Cornell researchers made a robot meant to help rent your place on AirBnB — that could one day end up in war zones.

Right Angles

Worried your Airbnb photos just aren't selling your listing? Ready to automate those pesky Zillow posts? A new robot called AutoPhoto has your back — so you can get sharp images of interiors, even if you aren't a great photographer.

Researchers at Cornell University have continued to improve upon the algorithms and machine learning behind AutoPhoto since they released the original study on it in September of 2021 in Cornell's journal arXiv.

"Our system can capture aesthetic photos in both simulation and real world environments on a ground robot," study authors wrote at the time. "To our knowledge, this is the first system that can automatically explore an environment to capture an aesthetic photo with respect to a learned aesthetic estimator." In other words, it's a novel A.I. combined with a robotic helper, that can learn the aesthetics of apartments, and using that data, take the best possible image of yours.

In an updated report about AutoPhoto published this week in Engadget, we learned a little more about the three main pieces that make up the bot. The robo-photographer has an image evaluation algorithm that scores the aesthetics and beauty of images it takes. A wheeled robot carries the camera and the AutoPhoto algorithm translates the image scores into drive commands.

Robot Rescues

Watching AutoPhoto do its thing is pretty cool.
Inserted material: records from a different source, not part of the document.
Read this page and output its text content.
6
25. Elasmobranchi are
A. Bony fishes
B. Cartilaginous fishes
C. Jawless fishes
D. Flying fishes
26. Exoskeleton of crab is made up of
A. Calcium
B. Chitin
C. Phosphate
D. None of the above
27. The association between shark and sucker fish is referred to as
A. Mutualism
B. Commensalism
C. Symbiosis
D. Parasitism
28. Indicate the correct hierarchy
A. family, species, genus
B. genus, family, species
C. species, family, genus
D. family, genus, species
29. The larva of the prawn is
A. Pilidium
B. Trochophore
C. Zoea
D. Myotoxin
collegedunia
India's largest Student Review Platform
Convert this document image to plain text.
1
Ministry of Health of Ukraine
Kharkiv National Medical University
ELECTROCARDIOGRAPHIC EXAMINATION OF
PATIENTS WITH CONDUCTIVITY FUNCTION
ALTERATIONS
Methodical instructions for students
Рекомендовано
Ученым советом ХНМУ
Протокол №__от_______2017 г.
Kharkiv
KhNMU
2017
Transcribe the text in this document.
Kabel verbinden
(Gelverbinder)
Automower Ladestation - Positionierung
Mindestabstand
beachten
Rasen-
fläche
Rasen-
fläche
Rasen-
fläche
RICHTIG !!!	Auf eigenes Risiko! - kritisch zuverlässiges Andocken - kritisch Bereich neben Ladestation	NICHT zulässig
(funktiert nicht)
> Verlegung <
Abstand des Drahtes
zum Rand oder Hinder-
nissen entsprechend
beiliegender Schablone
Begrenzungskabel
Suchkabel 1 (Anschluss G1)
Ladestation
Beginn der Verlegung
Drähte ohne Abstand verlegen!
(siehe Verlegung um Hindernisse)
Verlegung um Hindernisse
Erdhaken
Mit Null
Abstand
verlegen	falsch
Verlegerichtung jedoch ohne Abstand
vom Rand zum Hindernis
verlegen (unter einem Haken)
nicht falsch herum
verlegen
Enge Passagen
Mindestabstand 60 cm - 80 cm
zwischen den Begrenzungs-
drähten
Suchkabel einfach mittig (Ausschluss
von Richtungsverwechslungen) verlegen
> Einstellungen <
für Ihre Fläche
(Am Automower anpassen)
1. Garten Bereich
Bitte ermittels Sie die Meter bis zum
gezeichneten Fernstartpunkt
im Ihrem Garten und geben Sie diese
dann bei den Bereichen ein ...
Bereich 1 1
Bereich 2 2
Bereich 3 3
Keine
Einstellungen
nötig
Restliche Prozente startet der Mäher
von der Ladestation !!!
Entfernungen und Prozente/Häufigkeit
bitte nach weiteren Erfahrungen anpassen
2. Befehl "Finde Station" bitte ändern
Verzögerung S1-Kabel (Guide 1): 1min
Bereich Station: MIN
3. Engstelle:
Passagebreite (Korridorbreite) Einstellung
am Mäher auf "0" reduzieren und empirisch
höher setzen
A video posted by Cornell student Hadi AlZayer shows the robot take a slew of bad photos in a campus building, re-calculate, and come up with some rather beautiful images of the room.

 

Can AutoPhoto clean your toilet or pick up plastic cups from the last party you had to make the room cleaner? Nope. But can it already capture shots that showcase a room's best angles? Absolutely. That said, showcasing an apartment is cool, but what's cooler? Use cases for rescue efforts and journalists in war zones. According to researchers working on the project, per a a Cornell Chronicle article from earlier this month, that's not off the table.

"This kind of work is not well explored, and it’s clear there could be useful applications for it," Hubert Lin, doctoral student and study co-author told the university press in reference to potential use in conflict zones. Even for a humble little robot photographer, it's hard not to admire lofty ambitions.